An Xiao Mina, yazar Gus Andrews ile yaptığı son konuşmada, bunu nasıl ele aldıklarını sordu. Fizik, kimya ve astronomi alanlarındaki önemli bilimsel ilerlemeler nedeniyle, önemli konularda bilimsel fikir birliği olmasına alışmıştık. Fakat Gus Andrews bunun yeni bir koronavirüs olduğunu ve artık halkın önünde bilim yaptıklarını söyledi. Bu da ateşli tartışmaların, yetersiz verilerin, bilirkişi denetiminden geçmeyen makalelerin ve önceden genellikle uzmanlarla sınırlı kalan her türlü konuşmanın artık pandemi ve konuya olan büyük ilgi sebebiyle halka açık olduğu anlamına geliyor. Bilimsel fikir birliği eksikliğinin neye benzediğini anlama ve infodeminin sularında nasıl gezineceğimiz konusunda birbirimize yardımcı olmamız hayati önem taşıyor.
Ve bildiklerimize odaklanmayı unutmayın: Mümkün olduğunca evde kalın, dışarı çıkarsanız maske takın. 'Ortada duran bilgi'den kaynaklanan kaçınılmaz karışıklığın bilgi nihilizmini teşvik etmesine izin vermememiz önemli.
İnsanları beraberinizde getirin
Gus şöyle diyor: "En güncel anlatıları dinlemeleri ve kendilerini bu konuda eğitmeleri için teşvik ederek insanlara, gelişmekte olan tartışmanın bir parçası oldukları hissini verebilir miyiz? Bu anlatılar belki de bir podcast veya başka bir formatta çıkıyor ve ilgi çekici bir topluluğun parçası olmak için değer ve güvenlik hissi buluyorlar. Hepimiz birlikte öğreniyoruz ve bunu yaparak daha da güçleniyoruz."

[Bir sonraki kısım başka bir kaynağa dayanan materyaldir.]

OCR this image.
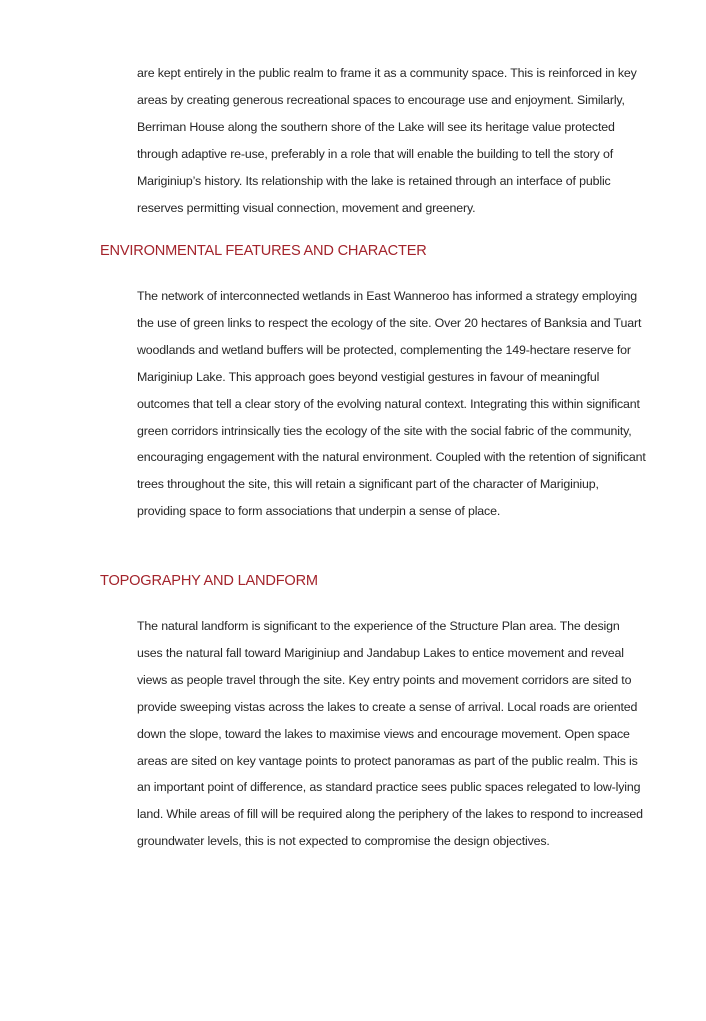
are kept entirely in the public realm to frame it as a community space. This is reinforced in key areas by creating generous recreational spaces to encourage use and enjoyment. Similarly, Berriman House along the southern shore of the Lake will see its heritage value protected through adaptive re-use, preferably in a role that will enable the building to tell the story of Mariginiup’s history. Its relationship with the lake is retained through an interface of public reserves permitting visual connection, movement and greenery.

ENVIRONMENTAL FEATURES AND CHARACTER

The network of interconnected wetlands in East Wanneroo has informed a strategy employing the use of green links to respect the ecology of the site. Over 20 hectares of Banksia and Tuart woodlands and wetland buffers will be protected, complementing the 149-hectare reserve for Mariginiup Lake. This approach goes beyond vestigial gestures in favour of meaningful outcomes that tell a clear story of the evolving natural context. Integrating this within significant green corridors intrinsically ties the ecology of the site with the social fabric of the community, encouraging engagement with the natural environment. Coupled with the retention of significant trees throughout the site, this will retain a significant part of the character of Mariginiup, providing space to form associations that underpin a sense of place.

TOPOGRAPHY AND LANDFORM

The natural landform is significant to the experience of the Structure Plan area. The design uses the natural fall toward Mariginiup and Jandabup Lakes to entice movement and reveal views as people travel through the site. Key entry points and movement corridors are sited to provide sweeping vistas across the lakes to create a sense of arrival. Local roads are oriented down the slope, toward the lakes to maximise views and encourage movement. Open space areas are sited on key vantage points to protect panoramas as part of the public realm. This is an important point of difference, as standard practice sees public spaces relegated to low-lying land. While areas of fill will be required along the periphery of the lakes to respond to increased groundwater levels, this is not expected to compromise the design objectives.
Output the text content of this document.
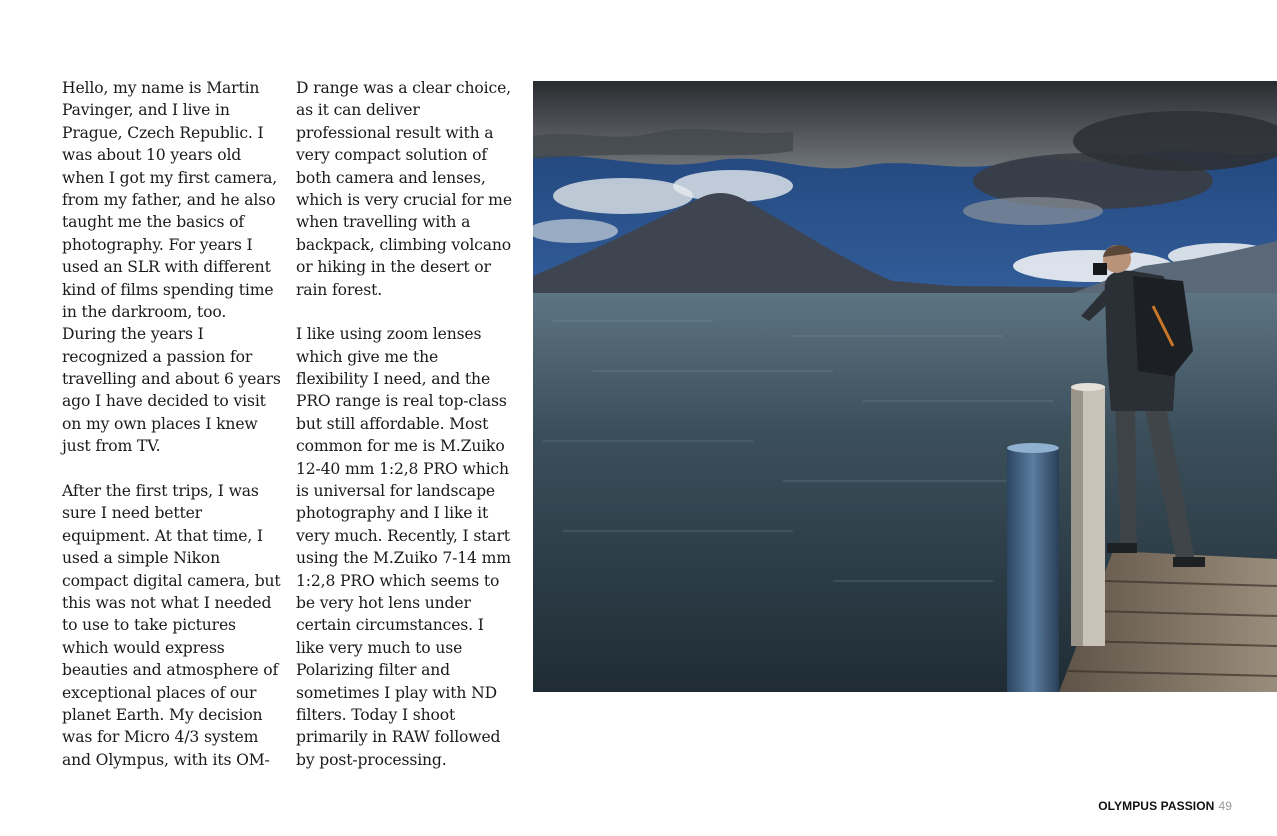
Hello, my name is Martin
Pavinger, and I live in
Prague, Czech Republic. I
was about 10 years old
when I got my first camera,
from my father, and he also
taught me the basics of
photography. For years I
used an SLR with different
kind of films spending time
in the darkroom, too.
During the years I
recognized a passion for
travelling and about 6 years
ago I have decided to visit
on my own places I knew
just from TV.
After the first trips, I was
sure I need better
equipment. At that time, I
used a simple Nikon
compact digital camera, but
this was not what I needed
to use to take pictures
which would express
beauties and atmosphere of
exceptional places of our
planet Earth. My decision
was for Micro 4/3 system
and Olympus, with its OM-
D range was a clear choice,
as it can deliver
professional result with a
very compact solution of
both camera and lenses,
which is very crucial for me
when travelling with a
backpack, climbing volcano
or hiking in the desert or
rain forest.
I like using zoom lenses
which give me the
flexibility I need, and the
PRO range is real top-class
but still affordable. Most
common for me is M.Zuiko
12-40 mm 1:2,8 PRO which
is universal for landscape
photography and I like it
very much. Recently, I start
using the M.Zuiko 7-14 mm
1:2,8 PRO which seems to
be very hot lens under
certain circumstances. I
like very much to use
Polarizing filter and
sometimes I play with ND
filters. Today I shoot
primarily in RAW followed
by post-processing.
OLYMPUS PASSION 49
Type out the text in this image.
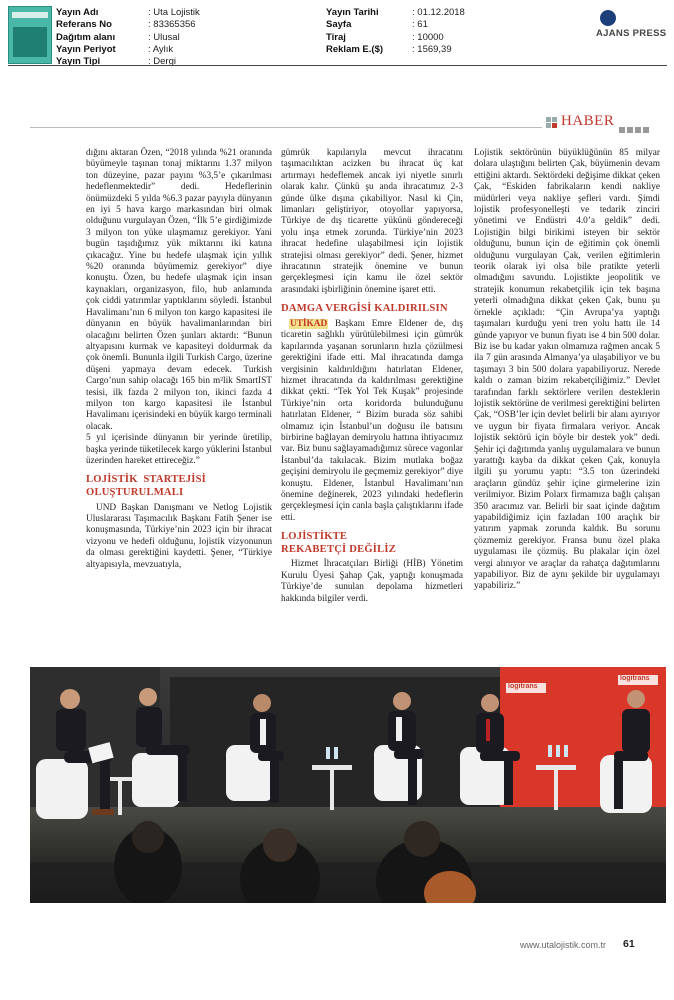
Yayın Adı	: Uta Lojistik
Referans No	: 83365356
Dağıtım alanı	: Ulusal
Yayın Periyot	: Aylık
Yayın Tipi	: Dergi
Yayın Tarihi	: 01.12.2018
Sayfa	: 61
Tiraj	: 10000
Reklam E.($)	: 1569,39
AJANS PRESS
HABER

dığını aktaran Özen, “2018 yılında %21 oranında büyümeyle taşınan tonaj miktarını 1.37 milyon ton düzeyine, pazar payını %3,5’e çıkarılması hedeflenmektedir” dedi. Hedeflerinin önümüzdeki 5 yılda %6.3 pazar payıyla dünyanın en iyi 5 hava kargo markasından biri olmak olduğunu vurgulayan Özen, “İlk 5’e girdiğimizde 3 milyon ton yüke ulaşmamız gerekiyor. Yani bugün taşıdığımız yük miktarını iki katına çıkacağız. Yine bu hedefe ulaşmak için yıllık %20 oranında büyümemiz gerekiyor” diye konuştu. Özen, bu hedefe ulaşmak için insan kaynakları, organizasyon, filo, hub anlamında çok ciddi yatırımlar yaptıklarını söyledi. İstanbul Havalimanı’nın 6 milyon ton kargo kapasitesi ile dünyanın en büyük havalimanlarından biri olacağını belirten Özen şunları aktardı: “Bunun altyapısını kurmak ve kapasiteyi doldurmak da çok önemli. Bununla ilgili Turkish Cargo, üzerine düşeni yapmaya devam edecek. Turkish Cargo’nun sahip olacağı 165 bin m²lik SmartIST tesisi, ilk fazda 2 milyon ton, ikinci fazda 4 milyon ton kargo kapasitesi ile İstanbul Havalimanı içerisindeki en büyük kargo terminali olacak.

5 yıl içerisinde dünyanın bir yerinde üretilip, başka yerinde tüketilecek kargo yüklerini İstanbul üzerinden hareket ettireceğiz.”

LOJİSTİK STARTEJİSİ OLUŞTURULMALI

UND Başkan Danışmanı ve Netlog Lojistik Uluslararası Taşımacılık Başkanı Fatih Şener ise konuşmasında, Türkiye’nin 2023 için bir ihracat vizyonu ve hedefi olduğunu, lojistik vizyonunun da olması gerektiğini kaydetti. Şener, “Türkiye altyapısıyla, mevzuatıyla,

gümrük kapılarıyla mevcut ihracatını taşımacılıktan acizken bu ihracat üç kat artırmayı hedeflemek ancak iyi niyetle sınırlı olarak kalır. Çünkü şu anda ihracatımız 2-3 günde ülke dışına çıkabiliyor. Nasıl ki Çin, limanları geliştiriyor, otoyollar yapıyorsa, Türkiye de dış ticarette yükünü göndereceği yolu inşa etmek zorunda. Türkiye’nin 2023 ihracat hedefine ulaşabilmesi için lojistik stratejisi olması gerekiyor” dedi. Şener, hizmet ihracatının stratejik önemine ve bunun gerçekleşmesi için kamu ile özel sektör arasındaki işbirliğinin önemine işaret etti.

DAMGA VERGİSİ KALDIRILSIN

UTİKAD Başkanı Emre Eldener de, dış ticaretin sağlıklı yürütülebilmesi için gümrük kapılarında yaşanan sorunların hızla çözülmesi gerektiğini ifade etti. Mal ihracatında damga vergisinin kaldırıldığını hatırlatan Eldener, hizmet ihracatında da kaldırılması gerektiğine dikkat çekti. “Tek Yol Tek Kuşak” projesinde Türkiye’nin orta koridorda bulunduğunu hatırlatan Eldener, “ Bizim burada söz sahibi olmamız için İstanbul’un doğusu ile batısını birbirine bağlayan demiryolu hattına ihtiyacımız var. Biz bunu sağlayamadığımız sürece vagonlar İstanbul’da takılacak. Bizim mutlaka boğaz geçişini demiryolu ile geçmemiz gerekiyor” diye konuştu. Eldener, İstanbul Havalimanı’nın önemine değinerek, 2023 yılındaki hedeflerin gerçekleşmesi için canla başla çalıştıklarını ifade etti.

LOJİSTİKTE REKABETÇİ DEĞİLİZ

Hizmet İhracatçıları Birliği (HİB) Yönetim Kurulu Üyesi Şahap Çak, yaptığı konuşmada Türkiye’de sunulan depolama hizmetleri hakkında bilgiler verdi.

Lojistik sektörünün büyüklüğünün 85 milyar dolara ulaştığını belirten Çak, büyümenin devam ettiğini aktardı. Sektördeki değişime dikkat çeken Çak, “Eskiden fabrikaların kendi nakliye müdürleri veya nakliye şefleri vardı. Şimdi lojistik profesyonelleşti ve tedarik zinciri yönetimi ve Endüstri 4.0’a geldik” dedi. Lojistiğin bilgi birikimi isteyen bir sektör olduğunu, bunun için de eğitimin çok önemli olduğunu vurgulayan Çak, verilen eğitimlerin teorik olarak iyi olsa bile pratikte yeterli olmadığını savundu. Lojistikte jeopolitik ve stratejik konumun rekabetçilik için tek başına yeterli olmadığına dikkat çeken Çak, bunu şu örnekle açıkladı: “Çin Avrupa’ya yaptığı taşımaları kurduğu yeni tren yolu hattı ile 14 günde yapıyor ve bunun fiyatı ise 4 bin 500 dolar. Biz ise bu kadar yakın olmamıza rağmen ancak 5 ila 7 gün arasında Almanya’ya ulaşabiliyor ve bu taşımayı 3 bin 500 dolara yapabiliyoruz. Nerede kaldı o zaman bizim rekabetçiliğimiz.” Devlet tarafından farklı sektörlere verilen desteklerin lojistik sektörüne de verilmesi gerektiğini belirten Çak, “OSB’ler için devlet belirli bir alanı ayırıyor ve uygun bir fiyata firmalara veriyor. Ancak lojistik sektörü için böyle bir destek yok” dedi. Şehir içi dağıtımda yanlış uygulamalara ve bunun yarattığı kayba da dikkat çeken Çak, konuyla ilgili şu yorumu yaptı: “3.5 ton üzerindeki araçların gündüz şehir içine girmelerine izin verilmiyor. Bizim Polarx firmamıza bağlı çalışan 350 aracımız var. Belirli bir saat içinde dağıtım yapabildiğimiz için fazladan 100 araçlık bir yatırım yapmak zorunda kaldık. Bu sorunu çözmemiz gerekiyor. Fransa bunu özel plaka uygulaması ile çözmüş. Bu plakalar için özel vergi alınıyor ve araçlar da rahatça dağıtımlarını yapabiliyor. Biz de aynı şekilde bir uygulamayı yapabiliriz.”

logitrans
logitrans
www.utalojistik.com.tr 61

Teknik açıdan bakıldığında, arama sonuçlarının sadece içeriğinin değil, tarihinin de veritabanlarımızda düzenli olarak güncellendiğinden, bağlam veya tarihte sonradan değişebilecek yeni bilgiler için açık işaretler olduğundan ve tarih gösteriminin açık ve doğru olduğundan emin olmak çok önemli. Covid-19 Expert Database ekibi her şeyin güncel olduğundan emin olmak için düzenli olarak çalışıyor ve bilimsel gelişmelerden sonra önemli konulara geri dönüyor.
Belirsizliği kabullenin, elimizdeki tek şey bu
Tıp doktorlarının belirsiz ve kafa karıştırıcı durumlar sırasında sunabileceği çok fazla bakış açısı var. Birçoğumuz için doktorumuzun, kırık bir kemikten kansere kadar, hâlâ öğrenmekte olduğu bir sağlık durumu hakkında bize bilgi verdiği olmuştur. Doktorlar, insanların ‘kesinlik’ istediği bir dönemde ‘belirsizliği’ ifade etme sanatını mükemmelleştirdi. Çoğu kanser teşhisi ikaz, kısıtlama ve "bilemiyoruz"u beraberinde getiriyor.
Tıp gazetecisi Seema Yasmin'in sürekli belirttiği üzere, "bilmiyorum," demek, doktorların güven oluşturması için önemli bir adım. Bilgi nihilizmi ile doğrulanmamış gerçeklere olan sonsuz güven arasında bir yerde, sert bir gerçeklik ortaya çıkıyor: Toplum olarak uzunca bir süre için belirsizliği kabul etmeli ve bununla birlikte yaşamalıyız. "Henüz bilmiyoruz ama sonra tekrar kontrol edin." cümlesi başta zor gelebilir; ancak hastalığın birçok yönü düşünüldüğünde, gerçeğe en yakın açıklama şu an bu. Bu yöntem ayrıca insanları, daha fazla bilgi edinirken kontrol etmeye devam etmesi için de teşvik ediyor.